A common method for designing a state controller is by pole placement . The eigenvalues ​​of the closed circuit and thus its dynamics are specifically specified. The disadvantages of this method are that the quality of individual states is not placed in the foreground and manipulated variable limits and the manipulation effort can only be taken into account indirectly. However, both are often desired in practical application and are made possible by the QL controller. A quality functional of the following form is assumed for a finite time horizon :

The states and manipulated variables are each included as a square. With the weighting matrices , and the final state values as well as the state and manipulated variable trajectories are prioritized.

Meaning of the weighting matrices

: With the diagonal elements of this square matrix the speed with which the individual states are driven towards zero can be determined. The other matrix elements do not allow any direct interpretation of their effect on the system behavior and are therefore usually chosen to be zero. An additional condition is that it must be observable what can be achieved by occupying all diagonal elements with values ​​greater than zero (positive definite matrix).

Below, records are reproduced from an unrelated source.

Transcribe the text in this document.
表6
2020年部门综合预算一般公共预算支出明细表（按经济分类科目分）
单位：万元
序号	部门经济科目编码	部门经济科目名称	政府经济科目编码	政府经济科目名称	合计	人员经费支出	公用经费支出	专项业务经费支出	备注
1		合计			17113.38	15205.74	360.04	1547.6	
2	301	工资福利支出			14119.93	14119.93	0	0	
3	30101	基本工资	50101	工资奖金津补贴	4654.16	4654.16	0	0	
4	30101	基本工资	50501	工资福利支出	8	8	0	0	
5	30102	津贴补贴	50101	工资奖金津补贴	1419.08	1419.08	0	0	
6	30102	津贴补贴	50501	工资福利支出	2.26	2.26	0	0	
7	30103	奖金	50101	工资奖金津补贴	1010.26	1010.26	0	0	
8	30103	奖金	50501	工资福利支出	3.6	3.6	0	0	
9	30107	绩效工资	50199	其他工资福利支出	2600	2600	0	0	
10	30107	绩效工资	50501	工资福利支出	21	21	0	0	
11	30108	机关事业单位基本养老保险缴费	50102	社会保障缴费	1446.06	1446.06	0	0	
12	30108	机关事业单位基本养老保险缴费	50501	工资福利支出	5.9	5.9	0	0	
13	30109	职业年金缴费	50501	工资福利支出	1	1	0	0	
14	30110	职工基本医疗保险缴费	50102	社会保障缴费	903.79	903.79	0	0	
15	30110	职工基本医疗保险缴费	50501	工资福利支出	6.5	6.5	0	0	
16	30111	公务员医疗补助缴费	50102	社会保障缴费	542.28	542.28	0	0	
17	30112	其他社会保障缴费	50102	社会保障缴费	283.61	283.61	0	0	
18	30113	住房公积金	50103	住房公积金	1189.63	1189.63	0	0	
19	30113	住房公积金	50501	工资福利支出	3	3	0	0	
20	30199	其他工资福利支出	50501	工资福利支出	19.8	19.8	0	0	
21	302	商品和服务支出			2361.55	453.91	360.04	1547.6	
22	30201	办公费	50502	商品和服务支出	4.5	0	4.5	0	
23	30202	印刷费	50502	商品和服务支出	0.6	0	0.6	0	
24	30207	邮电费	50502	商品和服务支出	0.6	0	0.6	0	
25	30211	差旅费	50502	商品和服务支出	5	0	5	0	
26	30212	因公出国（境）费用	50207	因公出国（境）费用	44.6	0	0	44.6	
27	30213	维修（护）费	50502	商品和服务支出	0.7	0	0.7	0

: If the system has only one input, it is a scalar, otherwise a symmetrical matrix. In practice, diagonal matrices are often used. The larger the diagonal elements are selected in this case, the smaller the manipulated variables are kept and the slower the regulation becomes. Due to the necessary inversion, it must be positive definite (the diagonal elements must be greater than zero).

: This matrix is ​​again quadratic and positive semidefinite . When considering a finite time horizon, it serves to minimize the final values ​​of the states if the time is not sufficient to drive the states to zero. When considering an infinite time horizon, this weighting does not apply, since the states for must tend towards zero, since otherwise the integral would not converge.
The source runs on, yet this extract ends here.